Ранее мы отмечали, что страсть сострадания счастливым образом отсутствовала в умах и сердцах людей, совершивших американскую революцию. Кто оспорит правоту слов Джона Адамса, писавшего: "Зависть и озлобленность большинства по отношению к богатым всеобщи, их сдерживают только страх или необходимость. Попрошайка никогда не сможет понять, почему другой должен ездить в карете, тогда как у него нет хлеба"[139]; и еще многие из тех, кто знаком с нищетой, будут шокированы нарочитой холодностью и равнодушной "объективностью" этого суждения. Будучи американцем, Мелвилл лучше знал, как возразить теоретическим утверждениям людей французской революции, что человек по природе добр, чем как учесть ту страстную озабоченность, какая стояла за их теориями, - озабоченность страданиями большинства. Характерно, что зависть в "Билли Бадде" - это не зависть бедного к богатому, но зависть "природной испорченности" к чистому и здоровому: именно Клэггерт завидует Билли Бадду; и сострадание не есть сострадание благополучного к тому, кто действительно страдает: как раз напротив, именно Билли Бадд, невинная жертва, сострадает капитану Виру - человеку, приговорившему его к смерти.
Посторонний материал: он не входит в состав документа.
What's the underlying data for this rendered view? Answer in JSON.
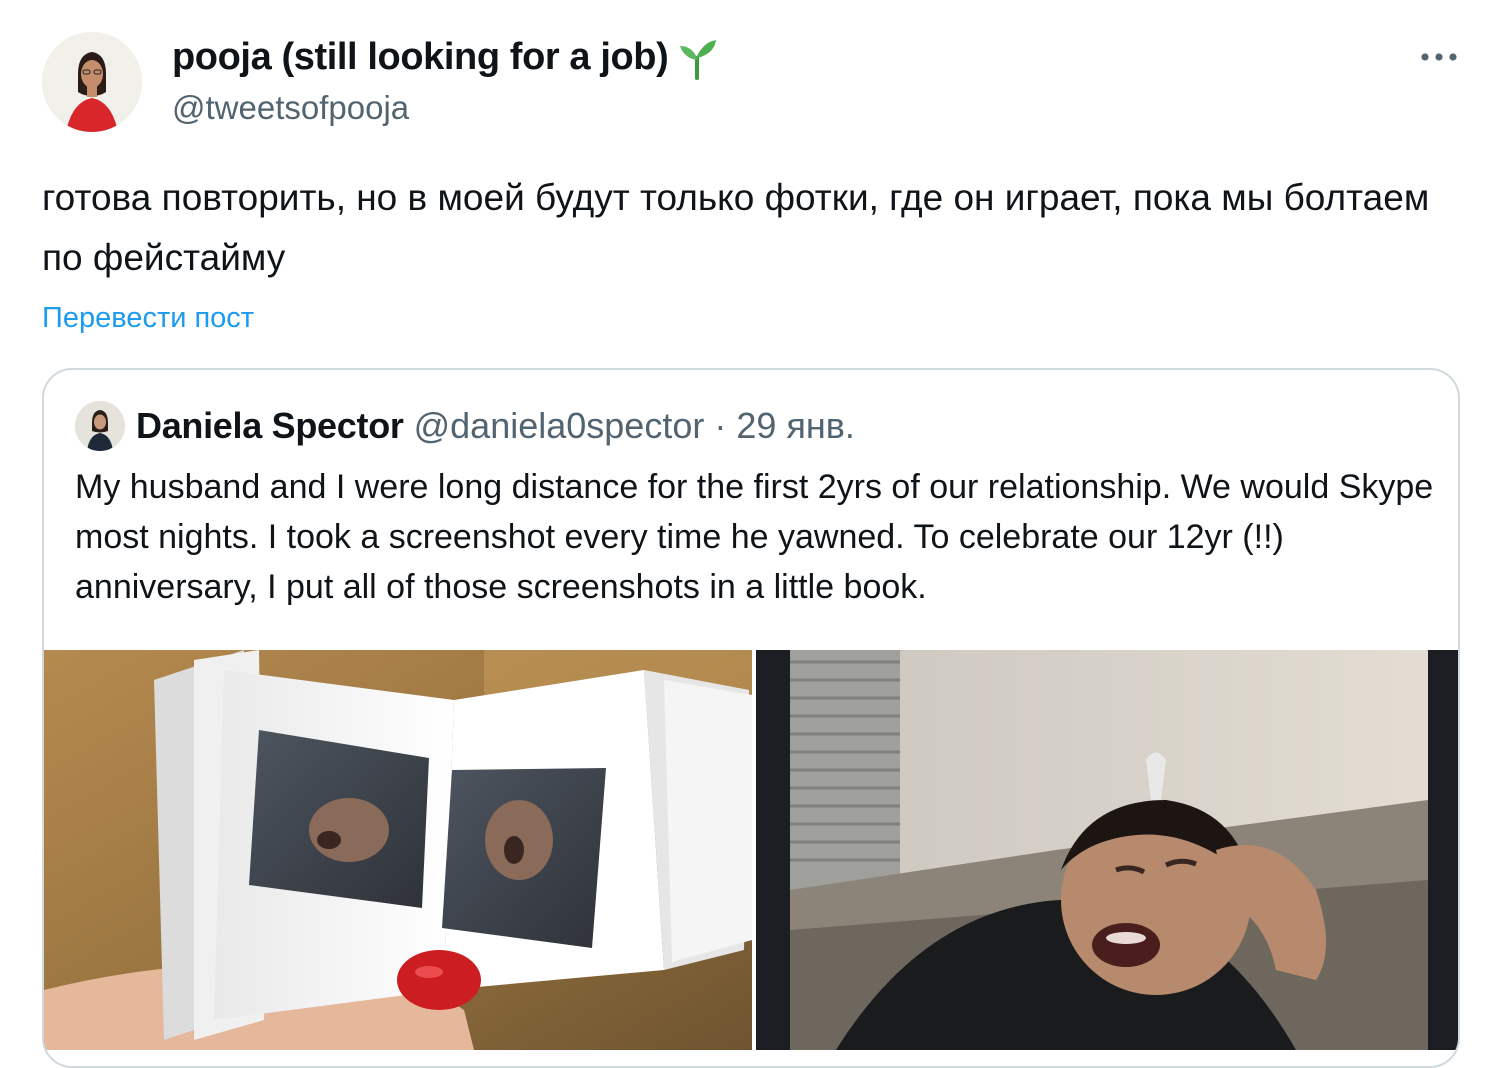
{
  "author": {
    "display_name": "pooja (still looking for a job)",
    "handle": "@tweetsofpooja",
    "name_emoji_icon": "seedling-icon"
  },
  "tweet": {
    "text": "готова повторить, но в моей будут только фотки, где он играет, пока мы болтаем по фейстайму",
    "translate_label": "Перевести пост"
  },
  "quoted_tweet": {
    "display_name": "Daniela Spector",
    "handle": "@daniela0spector",
    "separator": "·",
    "date": "29 янв.",
    "text": "My husband and I were long distance for the first 2yrs of our relationship. We would Skype most nights. I took a screenshot every time he yawned. To celebrate our 12yr (!!) anniversary, I put all of those screenshots in a little book.",
    "media": [
      {
        "icon": "photo-book-image"
      },
      {
        "icon": "video-call-yawn-image"
      }
    ]
  },
  "colors": {
    "link": "#1d9bf0",
    "secondary_text": "#536471",
    "border": "#cfd9de",
    "primary_text": "#0f1419"
  }
}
Классической иллюстрацией другой, нетеоретической стороны французской революции, раскрывающей мотивацию, стоящую за словами и поступками ее главных действующих лиц, служит "Легенда о Великом Инквизиторе", в которой Достоевский противопоставляет немое сострадание Иисуса словоохотливой жалости Инквизитора. Ибо сострадание, способность воспринимать страдания другого как свои собственные, и жалость, не затрагивающая душевных струн человека, не только не тождественны, но не могут иметь даже точек соприкосновения. Сострадание, по своей сути, не может возникнуть как реакция на страдания целого класса или народа, тем более всего человечества. Оно не может быть откликом на страдание более чем одного человека и всегда и везде остается со-страданием. Его сила заключена в самой страсти, которая в отличие от разума способна касаться только частного, отдельного, но не обладает идеей общего, способностью к генерализации. Грех Великого Инквизитора заключался в том, что и его, подобно Робеспьеру, "влекло к les hommes faibles[140]", и не только потому, что это пристрастие неотличимо от жажды власти, но также потому, что через него он деперсонифицировал страдающих и слабых, смешав их в одно целое - народ toujours malhereux[141], страждущие массы, и тем не менее сохранив по отношению к ним определенную дистанцию. Для Достоевского свидетельством божественности Христа была его способность сострадать каждому человеку в отдельности, не смешивая их в нечто единое вроде страждущего человечества. Гениальность книги Достоевского, если не брать в расчет ее теологические идеи, заключается в том, что нам предоставляется возможность почувствовать, насколько фальшиво звучат идеалистические, велеречивые фразы самой изощренной жалости в момент, когда они сталкиваются с подлинным состраданием.
С этой неспособностью к генерализации тесно связана та характерная немота, или по крайней мере затруднение в выборе слов, которая в сравнении с красноречием добродетели составляет отличительный признак доброты, как есть она и признак сострадания в сравнении со словоохотливостью жалости. Страсть и сострадание не то чтобы бессловесны, но их язык это в большей мере жест и мимика, нежели слова. Христос выслушивает речь Великого Инквизитора молча не потому, что ему нечего сказать в ответ, а потому, что страдание, которое он улавливает в непринужденном потоке слов своего оппонента, вызывает у него реакцию сострадания. Напряженность, с какой Христос выслушивает этот монолог, превращает его в диалог, но закончен он может быть только жестом, каким является поцелуй, но не словами. На той же ноте сострадания - на этот раз сострадания человека, приговоренного к смерти, к тем мукам совести, на которые обречен приговоривший его человек, - заканчивает свою жизнь Билли Бадд, и его реакция на капитанский приговор и его "Да благословит Бог капитана Вира!" так же определенно ближе к жесту, нежели к речи. Сострадание, в этом отношении мало чем отличающееся от любви, устраняет то расстояние, которое отделяет людей друг от друга и одновременно соединяет их друг с другом. И если добродетель всегда готова утверждать, что лучше несправедливо пострадать, чем совершить неправедное деяние, сострадание превзойдет ее в этом, искренне и несколько наивно утверждая, что легче страдать самому, чем видеть страдания других.
139
Цит. по: Haraszti, Zoltán. John Adams and the Prophets of Progress. Harvard, 1952. P. 205.